毎晩夫に隣で腕枕をして貰いたい。なんでアルコール依存症になってしまったのだろう。
個室に戻るとベッドに座り窓の外を見る。埼玉県の田舎の田園風景が広がっている。流石に鉄格子はついていなかった。
「必ず、土曜日に面会に来てね」
夫にお願いをする。
「約束する。頑張れよ」
「うん」
「退院したらまた隣で寝てくれる?」
「勿論だよ」
「また、おいでって腕枕してくれる?」
「加奈子は子供みたいだな」
夫が笑う。
加奈子も半泣き状態で笑う。
「私、頑張る」
加奈子は夫の目を見つめてそう言った。
「先生、今度入院した斎藤さん、幻覚が見えているようですね」
「ええ。
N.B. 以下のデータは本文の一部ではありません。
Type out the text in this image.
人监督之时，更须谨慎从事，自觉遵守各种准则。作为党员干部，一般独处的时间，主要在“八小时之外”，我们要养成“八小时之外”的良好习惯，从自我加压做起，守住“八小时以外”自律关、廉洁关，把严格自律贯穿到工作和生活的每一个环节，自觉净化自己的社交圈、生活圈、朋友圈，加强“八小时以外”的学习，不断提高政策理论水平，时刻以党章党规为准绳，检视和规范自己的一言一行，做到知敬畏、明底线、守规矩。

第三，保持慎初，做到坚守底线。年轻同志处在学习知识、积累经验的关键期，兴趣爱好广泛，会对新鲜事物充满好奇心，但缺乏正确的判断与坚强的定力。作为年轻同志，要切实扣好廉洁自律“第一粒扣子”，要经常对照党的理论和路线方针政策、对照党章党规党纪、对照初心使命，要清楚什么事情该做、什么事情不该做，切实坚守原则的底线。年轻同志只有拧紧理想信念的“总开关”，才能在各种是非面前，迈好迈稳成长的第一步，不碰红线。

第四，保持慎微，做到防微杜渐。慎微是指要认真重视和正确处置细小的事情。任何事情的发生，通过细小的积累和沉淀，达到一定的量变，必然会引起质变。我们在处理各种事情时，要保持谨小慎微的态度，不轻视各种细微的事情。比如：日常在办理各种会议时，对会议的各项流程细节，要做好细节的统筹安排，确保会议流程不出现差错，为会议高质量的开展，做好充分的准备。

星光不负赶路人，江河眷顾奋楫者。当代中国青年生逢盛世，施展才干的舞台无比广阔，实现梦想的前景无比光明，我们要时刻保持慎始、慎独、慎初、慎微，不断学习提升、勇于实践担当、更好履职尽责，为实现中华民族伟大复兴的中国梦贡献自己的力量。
優しい旦那さんがいると思っているみたい」
「あんな、酷い人を?!」
「アルコール依存症だけでは無いのかもしれませんね」
飯塚看護師が背を向けて立っている児玉医師の方を見る。
「斎藤さんには3ヶ月以上入院して貰い暫く治療していきたいと思っています。任意入院には当分しません。それにこの病院、逃げ出す事は不可能ですよ」
児玉医師は飯塚看護師の方を振り返りそう言った。
面会時間も終わりになり、鍵のかかるドアの前では加奈子が夫を見送っている。